Çatışma taraflardan birinin, istek, inanç ve amaçlarının diğer tarafın tam zıttı olması nedeniyle ortaya çıkan gergin durum olarak tanımlanır. Çatışma konusuna dair ana özellikler şunlardır;
1) İnsanlar arasındaki kişisel farklılıklar, farklı algılara sebep olur ve bu da çatışmaya neden olur.
2) İnsanlar arası ilişkiler doğası gereği içinde çatışma içerir, çatışmasız ilişki yoktur.
3) Öfke ve saldırganlık çatışmaya eşlik eder.
4) Saldırganlık; insanoğlunun doğal içgüdülerinden biridir.
5) Kavgacı olmamak (kibarlık) ise, toplum kuralları tarafından övülür ve beğenilir.
6) Dolayısıyla; insanlar arasındaki çatışmaları görmezden gelmek yaygın bir davranıştır.
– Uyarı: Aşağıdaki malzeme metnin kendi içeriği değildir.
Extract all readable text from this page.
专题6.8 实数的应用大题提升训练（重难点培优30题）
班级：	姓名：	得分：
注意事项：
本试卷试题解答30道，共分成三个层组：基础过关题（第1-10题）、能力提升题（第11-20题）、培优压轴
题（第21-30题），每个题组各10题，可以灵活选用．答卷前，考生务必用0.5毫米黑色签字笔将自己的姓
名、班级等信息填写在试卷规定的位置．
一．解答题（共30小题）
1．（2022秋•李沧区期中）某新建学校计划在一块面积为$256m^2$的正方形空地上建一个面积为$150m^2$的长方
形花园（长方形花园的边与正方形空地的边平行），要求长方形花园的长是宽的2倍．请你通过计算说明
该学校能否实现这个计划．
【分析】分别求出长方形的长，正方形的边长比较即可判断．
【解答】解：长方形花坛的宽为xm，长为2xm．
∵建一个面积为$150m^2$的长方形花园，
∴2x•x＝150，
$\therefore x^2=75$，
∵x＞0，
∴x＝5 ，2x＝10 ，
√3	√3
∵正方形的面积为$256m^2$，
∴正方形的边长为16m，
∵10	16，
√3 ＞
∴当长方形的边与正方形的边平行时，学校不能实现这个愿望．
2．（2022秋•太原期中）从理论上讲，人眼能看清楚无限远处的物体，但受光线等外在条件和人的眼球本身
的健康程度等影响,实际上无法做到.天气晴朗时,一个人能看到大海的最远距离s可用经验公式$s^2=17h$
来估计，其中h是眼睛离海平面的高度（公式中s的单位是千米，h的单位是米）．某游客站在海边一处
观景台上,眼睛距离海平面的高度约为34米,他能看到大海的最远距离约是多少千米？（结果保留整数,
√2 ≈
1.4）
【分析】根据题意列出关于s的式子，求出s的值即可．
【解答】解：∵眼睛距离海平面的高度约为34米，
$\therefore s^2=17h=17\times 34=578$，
7) Çatışma toplumda hoş karşılanmadığından ve çatışmanın varlığı kabul edildiğinde bir şeyler yapılması gerektiği için çatışmanın varlığını kabul etmek cesaret ister.
“Sağlıklı Çatışma Yönetimi” insan ilişkilerinin sürdürülebilirliği açısından çok önemlidir. Çatışma sağlıklı bir şekilde yönetilmediği takdirde bireyler, ilişkiler ve sosyal gruplar için yıkıcı olabilir. Çatışmaların tamamen çözüleceğinin kesin garantisi yoktur fakat başa çıkma yöntemi değiştirilerek çatışma yönetilebilir. Sağlıklı kişilerarası iletişim; sağlıklı çatışma yönetimi içerir.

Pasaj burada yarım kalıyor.